Their struggles are not just about gaining visibility in top-tier journals or ensuring that their research reaches a global audience. It goes deeper, to the intrinsic value attached to their work.

When the system inadvertently places a higher value on research from affluent backgrounds, it does not just sideline diverse voices; it questions the value of the diverse knowledge they bring to the academic table. Moreover, disciplinary disparities exacerbate the problem, with some fields facing more pronounced biases than others.

Knowledge with a price tag

This imbalance is not just a theoretical or abstract concern; its implications are palpably real. To illustrate, I recently contributed to a special issue celebrating the anniversary of a well-regarded academic journal. Ironically, despite the significance of the occasion and the journal’s standing, my paper, along with that of a colleague from another Southern nation, was not made open access because we did not pay for this.

Such instances underscore the inherent inequities in the system. A paper’s visibility, and by extension its impact, is contingent upon the ability to pay, rather than its academic merit.

What emerges is a system in which the dissemination of and access to knowledge becomes an exclusive privilege. It is commodified, distributed by and accessible only to those who have the means to pay for it.

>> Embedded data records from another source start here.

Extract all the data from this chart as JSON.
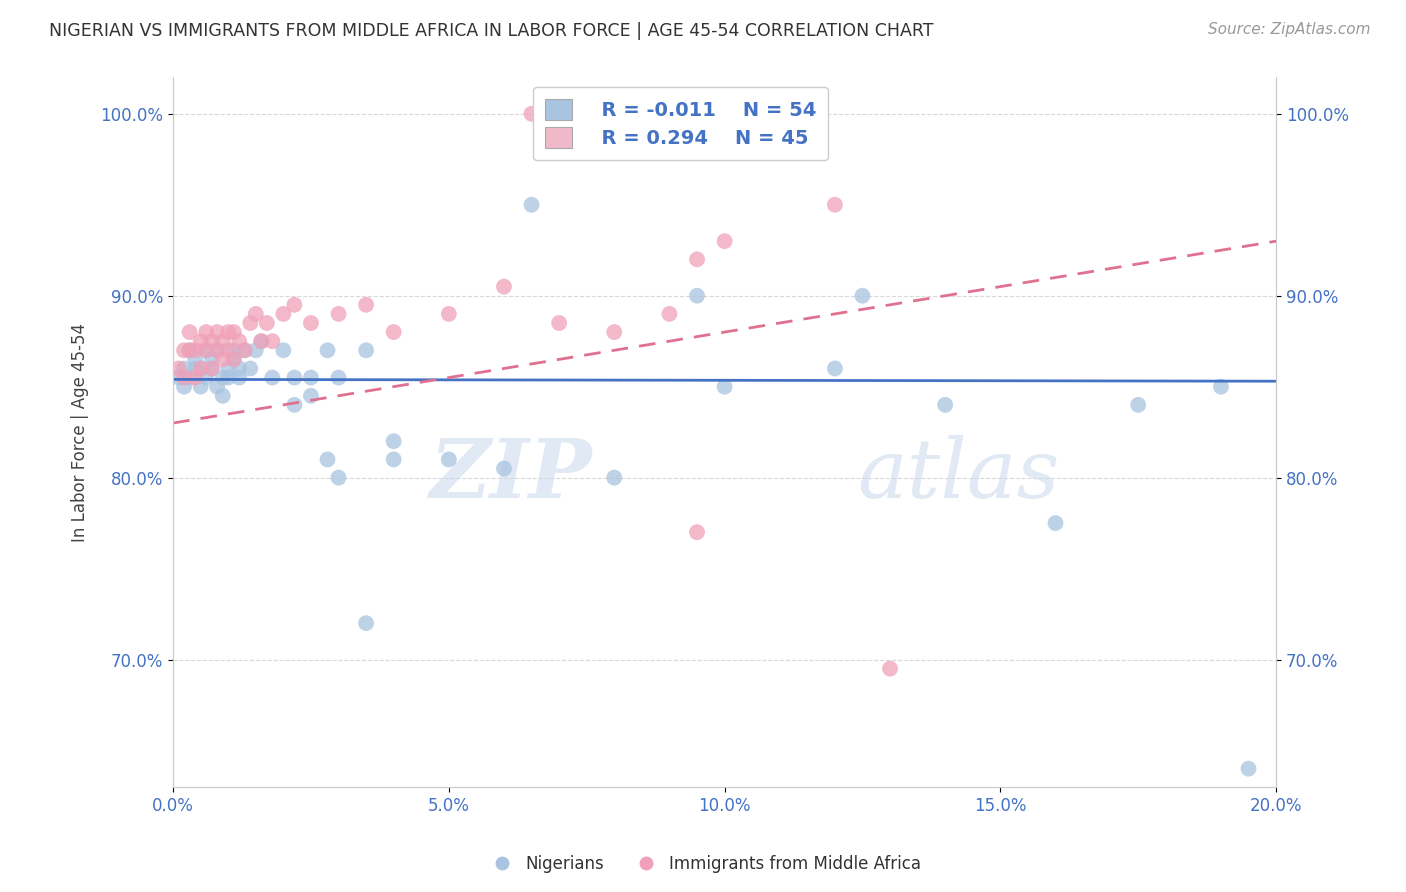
{
  "title": "NIGERIAN VS IMMIGRANTS FROM MIDDLE AFRICA IN LABOR FORCE | AGE 45-54 CORRELATION CHART",
  "source": "Source: ZipAtlas.com",
  "ylabel": "In Labor Force | Age 45-54",
  "xmin": 0.0,
  "xmax": 0.2,
  "ymin": 0.63,
  "ymax": 1.02,
  "blue_R": -0.011,
  "blue_N": 54,
  "pink_R": 0.294,
  "pink_N": 45,
  "blue_color": "#a8c4e0",
  "pink_color": "#f0a0b8",
  "blue_line_color": "#4472c4",
  "pink_line_color": "#e07090",
  "legend_color_blue": "#a8c4e0",
  "legend_color_pink": "#f0b8c8",
  "text_color": "#4472c4",
  "blue_scatter_x": [
    0.001,
    0.002,
    0.002,
    0.003,
    0.003,
    0.004,
    0.004,
    0.005,
    0.005,
    0.006,
    0.006,
    0.007,
    0.007,
    0.008,
    0.008,
    0.009,
    0.009,
    0.01,
    0.01,
    0.011,
    0.011,
    0.012,
    0.012,
    0.013,
    0.014,
    0.015,
    0.016,
    0.018,
    0.02,
    0.022,
    0.025,
    0.028,
    0.022,
    0.025,
    0.03,
    0.035,
    0.04,
    0.05,
    0.06,
    0.065,
    0.08,
    0.095,
    0.1,
    0.12,
    0.125,
    0.14,
    0.16,
    0.175,
    0.19,
    0.195,
    0.028,
    0.03,
    0.035,
    0.04
  ],
  "blue_scatter_y": [
    0.855,
    0.86,
    0.85,
    0.87,
    0.855,
    0.86,
    0.865,
    0.85,
    0.86,
    0.87,
    0.855,
    0.865,
    0.86,
    0.85,
    0.87,
    0.855,
    0.845,
    0.86,
    0.855,
    0.865,
    0.87,
    0.855,
    0.86,
    0.87,
    0.86,
    0.87,
    0.875,
    0.855,
    0.87,
    0.855,
    0.845,
    0.87,
    0.84,
    0.855,
    0.855,
    0.87,
    0.82,
    0.81,
    0.805,
    0.95,
    0.8,
    0.9,
    0.85,
    0.86,
    0.9,
    0.84,
    0.775,
    0.84,
    0.85,
    0.64,
    0.81,
    0.8,
    0.72,
    0.81
  ],
  "pink_scatter_x": [
    0.001,
    0.002,
    0.002,
    0.003,
    0.003,
    0.004,
    0.004,
    0.005,
    0.005,
    0.006,
    0.006,
    0.007,
    0.007,
    0.008,
    0.008,
    0.009,
    0.009,
    0.01,
    0.01,
    0.011,
    0.011,
    0.012,
    0.013,
    0.014,
    0.015,
    0.016,
    0.017,
    0.018,
    0.02,
    0.022,
    0.025,
    0.03,
    0.035,
    0.04,
    0.05,
    0.06,
    0.07,
    0.08,
    0.09,
    0.095,
    0.1,
    0.12,
    0.13,
    0.095,
    0.065
  ],
  "pink_scatter_y": [
    0.86,
    0.87,
    0.855,
    0.88,
    0.87,
    0.87,
    0.855,
    0.875,
    0.86,
    0.87,
    0.88,
    0.86,
    0.875,
    0.87,
    0.88,
    0.865,
    0.875,
    0.87,
    0.88,
    0.865,
    0.88,
    0.875,
    0.87,
    0.885,
    0.89,
    0.875,
    0.885,
    0.875,
    0.89,
    0.895,
    0.885,
    0.89,
    0.895,
    0.88,
    0.89,
    0.905,
    0.885,
    0.88,
    0.89,
    0.92,
    0.93,
    0.95,
    0.695,
    0.77,
    1.0
  ],
  "blue_line_x": [
    0.0,
    0.2
  ],
  "blue_line_y": [
    0.854,
    0.853
  ],
  "pink_line_x": [
    0.0,
    0.2
  ],
  "pink_line_y": [
    0.83,
    0.93
  ],
  "xtick_labels": [
    "0.0%",
    "5.0%",
    "10.0%",
    "15.0%",
    "20.0%"
  ],
  "xtick_values": [
    0.0,
    0.05,
    0.1,
    0.15,
    0.2
  ],
  "ytick_labels": [
    "70.0%",
    "80.0%",
    "90.0%",
    "100.0%"
  ],
  "ytick_values": [
    0.7,
    0.8,
    0.9,
    1.0
  ],
  "grid_color": "#d8d8d8",
  "background_color": "#ffffff",
  "watermark_zip": "ZIP",
  "watermark_atlas": "atlas",
  "legend_label_blue": "Nigerians",
  "legend_label_pink": "Immigrants from Middle Africa"
}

This economic gatekeeping has repercussions that ripple through the academic community. For experienced researchers, it can mean that their ground-breaking work remains locked away, unable to reach the wider audience it deserves.

For emerging scholars, especially students still shaping their academic careers, it means limited access to global research, stunting their academic growth and limiting their exposure to diverse perspectives. In essence, the very foundation of academia – the free flow of ideas and knowledge – is compromised, depending on one’s financial position.

This financial gatekeeping, where access to knowledge is determined by the ability to pay, is emblematic of a broader and alarming shift in the academic landscape: the escalating commercialisation of academic publishing. Scientific knowledge and scholarship have come to be revered not just as assets, but as public goods that should serve the collective good beyond market dynamics and monetary valuations.

Societal progress

Their true value lies in their potential to drive societal progress, inform policy, shape culture and foster a more informed and enlightened citizenry. But in today’s academic ecosystem, the noble vision of knowledge as a public good is increasingly overshadowed by profit motives.

The founding principles of academia – to enlighten minds, educate generations and empower individuals with information – are at risk. This shift affects every stakeholder in the knowledge chain, from educators and students to policy-makers and the general public.

When knowledge comes with a price tag, it is locked behind financial barriers and risks transforming academia from a space of intellectual inquiry and public benefit into a marketplace where one’s financial means can dictate the breadth and depth of intellectual engagement.

To truly address these concerns, it is imperative to move beyond superficial remedies to a deeper examination of entrenched systemic practices in scholarly publishing.

This is an appeal to publishers, universities and researchers to come together in unity and recommit to the fundamental mission of academia: to ensure that knowledge is disseminated fairly and widely for the collective advancement of society.

The essence of scholarly pursuit is not exclusivity, but the shared endeavour to broaden horizons and improve the world through knowledge accessible to all.

Carolina Guzmán Valenzuela is professor of higher education at Universidad de Tarapacá, Chile.